L’inévitable pression

Franchir le seuil de la Bourse, mettre le doigt dans l’engrenage de ses mécanismes, n’est pourtant pas chose anodine. Ce serait pousser un peu plus encore La Poste dans une logique que certains jugent éloignée de la vocation d’un service public. « Entrer en Bourse, c’est soumettre l’entreprise au seul objectif du profit, à la fatalité de la recherche de la rentabilité. Tout le reste, y compris le rôle de service public, devient un peu secondaire », craint un économiste.

La Poste paierait déjà un tribut à ce virage inscrit dans les astres, assure le député Ecolo Georges Gilkinet: « Cette fuite en avant vers la Bourse conduit à habiller la mariée pour la rendre plus belle et plus attirante au moment où ses actions seront proposées à la vente. Les résultats financiers à la hausse qui sont obtenus dans ce but le sont par une intensification du rythme de la restructuration de l’entreprise et une pression accrue sur les travailleurs. »

Pression: voilà l’effet le plus tangible que La Poste devrait ressentir d’une exposition accrue au verdict des marchés financiers. « Conformément à la législation des sociétés cotées, La Poste va devoir pratiquer une politique d’information et de communication, indispensable pour établir correctement la valorisation de ses actions », relève Robert Wtterwulghe, professeur d’économie à l’UCL.

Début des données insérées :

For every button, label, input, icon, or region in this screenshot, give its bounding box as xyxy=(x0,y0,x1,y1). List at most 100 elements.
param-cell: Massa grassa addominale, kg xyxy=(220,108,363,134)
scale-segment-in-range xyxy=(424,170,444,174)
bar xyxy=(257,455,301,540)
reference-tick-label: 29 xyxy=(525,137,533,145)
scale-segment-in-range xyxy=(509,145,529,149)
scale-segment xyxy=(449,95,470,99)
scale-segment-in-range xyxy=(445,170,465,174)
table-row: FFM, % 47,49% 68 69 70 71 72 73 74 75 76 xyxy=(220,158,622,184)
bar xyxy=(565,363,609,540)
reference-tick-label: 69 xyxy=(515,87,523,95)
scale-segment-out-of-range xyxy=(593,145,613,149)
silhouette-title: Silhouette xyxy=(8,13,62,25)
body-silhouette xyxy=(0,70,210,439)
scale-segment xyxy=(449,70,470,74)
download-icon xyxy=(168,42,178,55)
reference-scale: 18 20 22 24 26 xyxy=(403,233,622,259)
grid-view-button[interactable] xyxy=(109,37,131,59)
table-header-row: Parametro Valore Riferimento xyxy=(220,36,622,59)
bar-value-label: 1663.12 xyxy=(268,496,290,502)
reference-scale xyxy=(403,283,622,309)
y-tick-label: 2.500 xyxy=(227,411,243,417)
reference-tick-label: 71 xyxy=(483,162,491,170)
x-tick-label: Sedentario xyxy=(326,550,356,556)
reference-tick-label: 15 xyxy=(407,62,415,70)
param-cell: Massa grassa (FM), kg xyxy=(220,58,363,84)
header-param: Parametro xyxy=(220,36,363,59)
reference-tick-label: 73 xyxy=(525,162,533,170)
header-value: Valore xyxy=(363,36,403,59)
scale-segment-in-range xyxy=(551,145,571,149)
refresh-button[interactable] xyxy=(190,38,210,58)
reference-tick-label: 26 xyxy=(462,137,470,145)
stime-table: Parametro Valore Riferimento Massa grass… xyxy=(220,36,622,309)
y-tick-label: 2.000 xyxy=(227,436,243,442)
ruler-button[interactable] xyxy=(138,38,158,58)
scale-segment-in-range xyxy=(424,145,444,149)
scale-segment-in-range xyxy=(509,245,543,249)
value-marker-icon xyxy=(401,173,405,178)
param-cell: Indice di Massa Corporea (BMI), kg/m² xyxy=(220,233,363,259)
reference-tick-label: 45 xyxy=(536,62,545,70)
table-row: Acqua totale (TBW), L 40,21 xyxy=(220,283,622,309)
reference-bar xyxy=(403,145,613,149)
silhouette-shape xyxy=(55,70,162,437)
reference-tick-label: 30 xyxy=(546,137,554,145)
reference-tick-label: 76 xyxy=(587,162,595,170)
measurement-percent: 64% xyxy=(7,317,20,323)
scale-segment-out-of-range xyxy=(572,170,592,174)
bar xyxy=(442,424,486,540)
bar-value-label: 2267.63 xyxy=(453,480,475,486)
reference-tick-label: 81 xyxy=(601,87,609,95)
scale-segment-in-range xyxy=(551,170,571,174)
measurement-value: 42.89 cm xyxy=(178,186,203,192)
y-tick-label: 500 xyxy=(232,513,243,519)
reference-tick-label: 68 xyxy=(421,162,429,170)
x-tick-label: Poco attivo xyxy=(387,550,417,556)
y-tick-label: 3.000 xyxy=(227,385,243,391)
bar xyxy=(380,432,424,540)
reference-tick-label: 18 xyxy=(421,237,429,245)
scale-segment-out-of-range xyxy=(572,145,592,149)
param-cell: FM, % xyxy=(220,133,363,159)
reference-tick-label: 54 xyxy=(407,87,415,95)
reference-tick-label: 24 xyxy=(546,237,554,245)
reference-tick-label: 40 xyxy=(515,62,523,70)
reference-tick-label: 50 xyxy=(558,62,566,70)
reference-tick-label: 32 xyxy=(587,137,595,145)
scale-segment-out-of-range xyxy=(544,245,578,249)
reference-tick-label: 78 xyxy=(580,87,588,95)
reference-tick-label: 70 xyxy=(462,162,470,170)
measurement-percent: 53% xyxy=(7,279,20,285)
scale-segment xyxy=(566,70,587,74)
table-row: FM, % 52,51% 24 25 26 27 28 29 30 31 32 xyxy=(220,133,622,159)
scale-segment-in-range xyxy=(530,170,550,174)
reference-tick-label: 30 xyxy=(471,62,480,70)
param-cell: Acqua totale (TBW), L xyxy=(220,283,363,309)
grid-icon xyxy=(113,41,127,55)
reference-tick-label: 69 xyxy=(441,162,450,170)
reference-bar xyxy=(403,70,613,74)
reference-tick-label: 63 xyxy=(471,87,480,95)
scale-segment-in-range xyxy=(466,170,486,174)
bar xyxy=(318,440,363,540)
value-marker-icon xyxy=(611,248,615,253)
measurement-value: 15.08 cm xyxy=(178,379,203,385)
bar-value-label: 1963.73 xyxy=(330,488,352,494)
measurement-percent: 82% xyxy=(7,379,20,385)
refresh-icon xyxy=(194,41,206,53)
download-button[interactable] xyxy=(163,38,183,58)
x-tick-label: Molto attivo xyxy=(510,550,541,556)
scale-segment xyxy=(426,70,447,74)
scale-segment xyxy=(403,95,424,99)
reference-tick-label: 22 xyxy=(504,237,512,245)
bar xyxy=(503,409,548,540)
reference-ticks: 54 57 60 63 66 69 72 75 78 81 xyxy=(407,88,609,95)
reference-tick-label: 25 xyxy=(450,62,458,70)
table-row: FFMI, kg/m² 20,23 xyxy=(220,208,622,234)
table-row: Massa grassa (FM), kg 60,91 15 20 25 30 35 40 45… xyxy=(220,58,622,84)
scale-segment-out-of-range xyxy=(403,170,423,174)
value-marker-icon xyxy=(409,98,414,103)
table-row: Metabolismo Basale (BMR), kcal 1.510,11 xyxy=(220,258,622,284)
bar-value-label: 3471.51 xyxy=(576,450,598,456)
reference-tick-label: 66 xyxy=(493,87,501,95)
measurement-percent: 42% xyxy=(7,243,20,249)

Le cours de Bourse deviendra immanquablement un baromètre de la gestion de l’entreprise et un élément redoutable de comparaison. « La sensibilité plus marquée à l’évolution du cours pourrait accentuer la pression si les performances de l’entreprise se révèlent moins bonnes par rapport à d’autres valeurs comparables », reprend Etienne de Callataÿ. Le management de La Poste risque de ne pas rester insensible à de telles fluctuations quand une partie de sa rémunération consiste en stock-options liées à la valeur de l’action.

Tant que l’Etat sera là, tout ira, caprices boursiers ou pas. Le prédécesseur d’Inge Vervotte, Steven Vanackere (CD&V), brandit pour preuve le précédent rassurant de Belgacom: « Voilà une entreprise publique entrée en Bourse avec succès, dirigée de façon stable, et qui n’a pas pâti des fluctuations boursières ». L’Etat, actionnaire à 50% plus une action, s’en félicite. Au point que surgit épisodiquement la tentation de toucher le pactole en cédant totalement l’opérateur historique des télécoms. La Poste risque peu de susciter de telles envies, vu la santé plutôt chancelante du courrier.